Village of Fire  

by Eline

 

 

iv.

with curtains and books.


She found herself standing now in a little dark room whose pretty windows – colourful pictures of people when seen from the outside of the church – were covered inside with black curtains. In front of Emily was an archway almost two storeys tall, with another, this time huge, black curtain hanging down. She took a few quiet steps towards it then stopped – a noise from outside. She quickly ran back to the door and peered outside; the village was waking up, and she did not want to be found to be in here – much better to have her mother and the others think she had gone out to play in the fields of the old farms. She carefully pushed the door shut – making sure she had the key in her pocket – and went back to the curtain. It was made of some thick heavy fabric she had not seen before, and it had been stitched together from many smaller pieces. Some of the pieces were various shades of blue, she noticed now, although in the dark of the room it all seemed black from a distance. Most of it was already black, and all of it felt dirty – pulling her fingers away she saw that there was some black dirt left on them. She took hold of one edge of the curtain and pulled it tentatively to one side, just an inch; she looked through into a room which was very dark but seemed to be very large. All she could see, from this angle, were a few columns, illuminated by the flickering light of a candle. She could not hear anybody or anything in the room, so she opened the curtain a little wider – it was very heavy so it was not an easy thing to do – and slipped through the gap.

 

This room was huge – Emily supposed that it filled up the entire church from side to side, from end to end and from floor to ceiling. More black curtains hung at the walls where the windows should have been. Columns stood in two rows, stretching from the near end of the room to the far end, and going right up into the shadowy invisible ceiling. Lining the wall to Emily's right was a great long stack of wooden benches and bits of broken wood which had probably previously been more benches. All of this was illuminated – just – by a few candles on a table in the very centre of the room. Also on the table were several other things, but she could not tell what they were. Nobody else seemed to be here so she walked with quick but quiet confidence to the table.

 

A number of books lay in disarray on the table, and on the stool that stood beside it which Emily had not seen from afar. A few blank sheets of startlingly white and smooth paper were also here, and a peculiar-looking pencil too. A plate with a few crumbs on it sat on top of one of the books, and the six candles stood in a bowl in the centre of the table. Emily picked up a book and looked at it. It had a black cover with some words written in gold letters; Emily could not read so she did not know what it said. She opened it up and flicked through the pages and pages of tiny letters. Many of the pages had been written on with blue ink, but there were no pictures or diagrams to help her understand any of it. She placed it carefully back in the same position it had been before. All of the other books had similar covers – no helpful pictures, just words. She did not bother looking in any of the others. Just then, she heard a noise coming from the end of the room, the far end from the big curtain. She glanced up and could see now on the wall a statue of a man with his arms stretched out sideways and his head hanging down as if he was looking at the small platform with some sort of table on it beneath him. On either side of the small platform were two plain doors. Emily had not been able to see any of this before because of the poor lighting, but now she could, and she saw that one of the doors was opening. She ducked down and peered round the side of the table at the door.

 

An old man in dark clothes stepped through the doorway saying things to himself quietly. He walked up to the table, took the books from the stool and placed them on the floor. Just then, he noticed Emily's dirty face watching him at close quarters from the other side of his table. He raised his eyebrows in mild alarm but then pursed his lips and nodded as if he had realised something. He sighed deeply and sat on the stool. He gestured for Emily to stand, which she did. She did not recognise him, and she knew everyone in the village by name; an outsider! She smiled at the idea but then remembered that she was probably in trouble, so she folded her hands in front of her and avoided the old man's eyes by looking down at his feet. He was wearing dirty brown boots.
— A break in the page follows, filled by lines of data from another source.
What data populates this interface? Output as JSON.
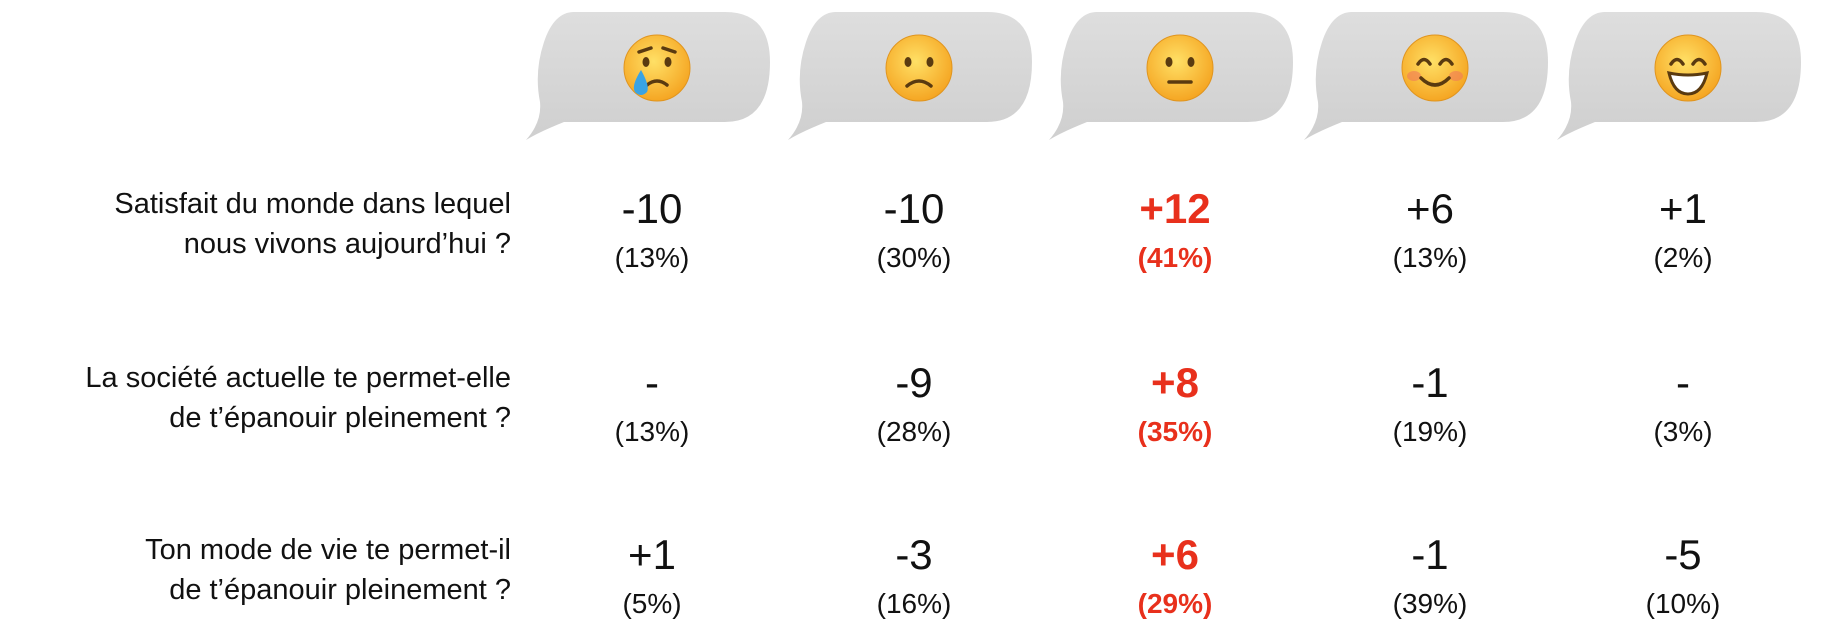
{
  "table": {
    "highlight": {
      "column": 2,
      "color": "#e8301c"
    },
    "rows": [
      {
        "question": [
          "Satisfait du monde dans lequel",
          "nous vivons aujourd’hui ?"
        ],
        "cells": [
          {
            "change": "-10",
            "share": "(13%)"
          },
          {
            "change": "-10",
            "share": "(30%)"
          },
          {
            "change": "+12",
            "share": "(41%)"
          },
          {
            "change": "+6",
            "share": "(13%)"
          },
          {
            "change": "+1",
            "share": "(2%)"
          }
        ]
      },
      {
        "question": [
          "La société actuelle te permet-elle",
          "de t’épanouir pleinement ?"
        ],
        "cells": [
          {
            "change": "-",
            "share": "(13%)"
          },
          {
            "change": "-9",
            "share": "(28%)"
          },
          {
            "change": "+8",
            "share": "(35%)"
          },
          {
            "change": "-1",
            "share": "(19%)"
          },
          {
            "change": "-",
            "share": "(3%)"
          }
        ]
      },
      {
        "question": [
          "Ton mode de vie te permet-il",
          "de t’épanouir pleinement ?"
        ],
        "cells": [
          {
            "change": "+1",
            "share": "(5%)"
          },
          {
            "change": "-3",
            "share": "(16%)"
          },
          {
            "change": "+6",
            "share": "(29%)"
          },
          {
            "change": "-1",
            "share": "(39%)"
          },
          {
            "change": "-5",
            "share": "(10%)"
          }
        ]
      }
    ]
  }
}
“So,” he said, “You must be Emily?”

 

Emily said nothing and did not move. She shut her eyes tight and did not hear the man standing up again, but she opened her eyes again when she felt him grabbing her shoulders. She saw a glimmer in his eyes as she looked up at him, but then it faded away into shock and horror. The old man pushed her away, into the table, and ran back to the door he had come through. Emily did not notice the books falling around her until one of them landed on her head and knocked her out cold.